ImageDecididamente Enero es el mes de las aspiraciones. Es el mes en el que tomas todos tus propósitos de Año Nuevo, los sumas a tus sueños de siempre y comienzas a moldearlos, a cocinarlos y a masticarlos. Y ya que visualizaste todo, comienzas el mes de Febrero tratando de comerte al mundo. Al menos ese es mi caso…

Como sea… Enero consiste en pasarse el tiempo en la luna pensando en lo bello y provechoso que pudiera ser el año que comienza. Pero el pasado mes de Enero fue diferente.

Una mañana de day off desperté asaltado por la idea de que, si una ropita para bebé no era entregada a tiempo, quedaría totalmente inservible y convertida en un gasto inútil. Eso fue lo que me hizo levantarme repentinamente a primera hora de la mañana, contar mi dinero y meterme a la computadora para ver cuánto costaban los boletos de autobús y de avión. El destino: La Capirucha.

Resulta que el pasado mes de Octubre nació mi sobrina Victoria. El nuevo miembro del clan López. Ella era el motivo principal del viaje, pero había más: Hacía muchísimos años que no visitaba la Ciudad de México, tenía ganas de subirme a la Torre Latinoamericana y tenía el brete de treparme a un avión.

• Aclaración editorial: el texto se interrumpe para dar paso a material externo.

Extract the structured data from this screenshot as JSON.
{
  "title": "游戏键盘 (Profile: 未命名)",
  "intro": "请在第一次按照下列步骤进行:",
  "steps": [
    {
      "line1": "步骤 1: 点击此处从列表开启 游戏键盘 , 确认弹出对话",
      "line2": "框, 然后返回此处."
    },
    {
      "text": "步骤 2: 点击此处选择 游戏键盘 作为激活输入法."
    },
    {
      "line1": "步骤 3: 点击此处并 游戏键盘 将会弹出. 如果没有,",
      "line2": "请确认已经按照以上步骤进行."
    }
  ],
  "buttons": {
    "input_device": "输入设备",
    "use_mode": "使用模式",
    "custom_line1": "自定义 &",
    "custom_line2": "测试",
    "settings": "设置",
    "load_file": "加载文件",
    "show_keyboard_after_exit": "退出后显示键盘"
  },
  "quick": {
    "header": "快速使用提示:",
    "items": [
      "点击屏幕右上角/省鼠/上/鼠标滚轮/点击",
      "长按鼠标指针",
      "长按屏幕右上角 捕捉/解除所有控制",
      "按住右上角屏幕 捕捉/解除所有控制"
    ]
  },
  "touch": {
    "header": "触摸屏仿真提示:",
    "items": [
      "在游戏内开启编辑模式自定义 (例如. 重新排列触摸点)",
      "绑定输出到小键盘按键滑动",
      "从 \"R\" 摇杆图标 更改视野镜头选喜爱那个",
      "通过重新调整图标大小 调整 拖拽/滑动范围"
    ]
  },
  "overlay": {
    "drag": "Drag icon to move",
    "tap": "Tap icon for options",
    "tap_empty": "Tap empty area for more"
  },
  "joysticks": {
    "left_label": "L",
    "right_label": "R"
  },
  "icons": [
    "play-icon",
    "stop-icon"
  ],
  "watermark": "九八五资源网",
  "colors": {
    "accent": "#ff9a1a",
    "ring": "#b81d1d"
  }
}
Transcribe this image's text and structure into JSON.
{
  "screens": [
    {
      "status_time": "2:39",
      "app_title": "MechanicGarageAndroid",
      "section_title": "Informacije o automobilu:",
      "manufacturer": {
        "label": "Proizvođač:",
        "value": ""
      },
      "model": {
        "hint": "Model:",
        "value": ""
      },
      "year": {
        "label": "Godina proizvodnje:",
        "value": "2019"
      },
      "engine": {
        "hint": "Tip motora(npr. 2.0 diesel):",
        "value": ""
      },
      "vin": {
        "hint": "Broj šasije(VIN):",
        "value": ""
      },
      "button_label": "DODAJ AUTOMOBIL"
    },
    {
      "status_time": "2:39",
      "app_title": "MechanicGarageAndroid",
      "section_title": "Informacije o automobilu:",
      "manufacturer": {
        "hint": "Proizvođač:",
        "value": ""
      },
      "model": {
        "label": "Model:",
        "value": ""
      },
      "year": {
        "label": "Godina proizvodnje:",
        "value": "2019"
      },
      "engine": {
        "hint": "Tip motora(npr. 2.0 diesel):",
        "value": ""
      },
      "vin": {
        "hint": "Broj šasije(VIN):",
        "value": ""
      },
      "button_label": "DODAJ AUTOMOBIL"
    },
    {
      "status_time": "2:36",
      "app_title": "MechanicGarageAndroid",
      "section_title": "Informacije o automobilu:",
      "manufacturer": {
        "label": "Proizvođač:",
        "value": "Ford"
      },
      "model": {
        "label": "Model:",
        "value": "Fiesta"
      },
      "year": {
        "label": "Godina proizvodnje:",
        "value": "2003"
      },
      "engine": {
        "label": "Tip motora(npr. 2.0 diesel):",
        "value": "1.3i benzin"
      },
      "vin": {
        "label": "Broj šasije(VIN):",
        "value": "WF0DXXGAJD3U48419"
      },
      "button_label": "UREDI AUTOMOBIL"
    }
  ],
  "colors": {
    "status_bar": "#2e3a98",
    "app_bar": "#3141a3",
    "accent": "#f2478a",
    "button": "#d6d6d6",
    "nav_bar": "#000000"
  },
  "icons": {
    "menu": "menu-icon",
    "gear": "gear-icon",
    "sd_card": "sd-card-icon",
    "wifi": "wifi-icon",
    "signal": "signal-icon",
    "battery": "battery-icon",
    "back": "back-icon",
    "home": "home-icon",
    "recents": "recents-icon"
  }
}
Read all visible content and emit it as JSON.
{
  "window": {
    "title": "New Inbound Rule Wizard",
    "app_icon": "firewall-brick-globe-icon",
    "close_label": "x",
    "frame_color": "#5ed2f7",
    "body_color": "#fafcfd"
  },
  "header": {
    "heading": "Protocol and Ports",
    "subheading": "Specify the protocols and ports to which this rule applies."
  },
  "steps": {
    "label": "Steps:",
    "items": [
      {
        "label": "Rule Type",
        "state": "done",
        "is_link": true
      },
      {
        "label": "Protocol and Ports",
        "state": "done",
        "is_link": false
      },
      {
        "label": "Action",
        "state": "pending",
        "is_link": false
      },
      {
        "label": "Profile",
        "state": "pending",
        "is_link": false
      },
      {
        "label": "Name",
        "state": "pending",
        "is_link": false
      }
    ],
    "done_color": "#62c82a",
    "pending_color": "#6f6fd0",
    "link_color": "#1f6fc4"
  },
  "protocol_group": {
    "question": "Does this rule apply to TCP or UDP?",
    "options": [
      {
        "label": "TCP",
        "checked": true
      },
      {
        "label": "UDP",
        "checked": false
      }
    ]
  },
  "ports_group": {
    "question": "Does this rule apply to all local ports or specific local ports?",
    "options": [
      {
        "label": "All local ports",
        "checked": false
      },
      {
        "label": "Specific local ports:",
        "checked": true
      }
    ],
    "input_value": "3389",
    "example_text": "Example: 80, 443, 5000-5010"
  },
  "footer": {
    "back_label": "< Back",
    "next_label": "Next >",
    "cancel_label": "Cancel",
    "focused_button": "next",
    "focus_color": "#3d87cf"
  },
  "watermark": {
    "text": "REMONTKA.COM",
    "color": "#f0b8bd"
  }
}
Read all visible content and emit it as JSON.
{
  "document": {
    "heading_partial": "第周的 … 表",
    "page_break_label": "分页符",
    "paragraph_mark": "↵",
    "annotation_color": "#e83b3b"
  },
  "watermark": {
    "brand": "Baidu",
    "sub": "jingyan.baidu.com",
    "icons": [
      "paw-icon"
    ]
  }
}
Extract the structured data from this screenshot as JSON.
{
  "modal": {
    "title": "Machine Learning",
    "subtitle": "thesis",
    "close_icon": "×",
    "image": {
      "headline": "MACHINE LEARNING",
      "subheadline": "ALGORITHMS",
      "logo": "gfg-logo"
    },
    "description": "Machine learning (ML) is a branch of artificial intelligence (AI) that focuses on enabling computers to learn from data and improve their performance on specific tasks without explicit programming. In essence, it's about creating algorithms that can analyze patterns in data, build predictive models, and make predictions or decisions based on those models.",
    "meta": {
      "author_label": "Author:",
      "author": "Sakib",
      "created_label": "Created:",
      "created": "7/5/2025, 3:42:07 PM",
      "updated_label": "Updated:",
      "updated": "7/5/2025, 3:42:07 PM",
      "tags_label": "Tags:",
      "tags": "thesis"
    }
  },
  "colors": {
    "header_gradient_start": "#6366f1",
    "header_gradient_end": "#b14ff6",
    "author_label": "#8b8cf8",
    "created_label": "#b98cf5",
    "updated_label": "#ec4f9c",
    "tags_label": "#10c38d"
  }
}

Aunque claro, la ida fue en autobús porque llevaba varias cosas que se habían juntado en la casa para mi sobrina. Debo decir que no estuvo mal: Los Turistar están bastante cómodos y hasta tienen pantallas individuales llenas de cositas para entretenerse. Aunque sinceramente no la bobeé porque tenía más ganas de dormir. El viaje en autobús hasta la Ciudad de México, especialmente a la Central Sur, está bien colgado. Aunque debo decir que sí vi lo que quería ver; y fue por una despertada que me di de pura chiripa: El Lago de Cuitzeo.

En fin… Que llegué a la Capirucha y se me tapó la nariz. Yo supongo que por los imecas, pero así fue. El paseo, como tal, estuvo chido, pues el viaje incluyó visitas a Xoxhimilco (Mi cuñis es xochimilca de nacimiento), el Centro Histórico, Coyoacán y Polanco. Y la sucursal de Café El Jarocho de la Colonia Petrolera Taxqueña. Que aunque el café es artesanal y está muy rico, el lugar es como un Starbucks región 4. Está más linda la sucursal del centro de Coyoacán.

Xochimilco tiene un ambiente pueblerino. Ni parece que estás en el D.F. De los embarcaderos turísticos no hablo porque no fui. Aunque mi paseo por los canales fue un privilegio, pues fue en lancha de motor, con botanas y con visitas a lugares de mi elección (Elegí la Isla de la Muñecas y bajarme en un criadero de ajolotes). Y claro, bien acompañado por los suegros de mi hermano.

Luego fue el paseo por el Centro Histórico (Afortunadamente eso de no salir después de las 8 de la noche ya pasó a la historia) y unos martinis en la Latino.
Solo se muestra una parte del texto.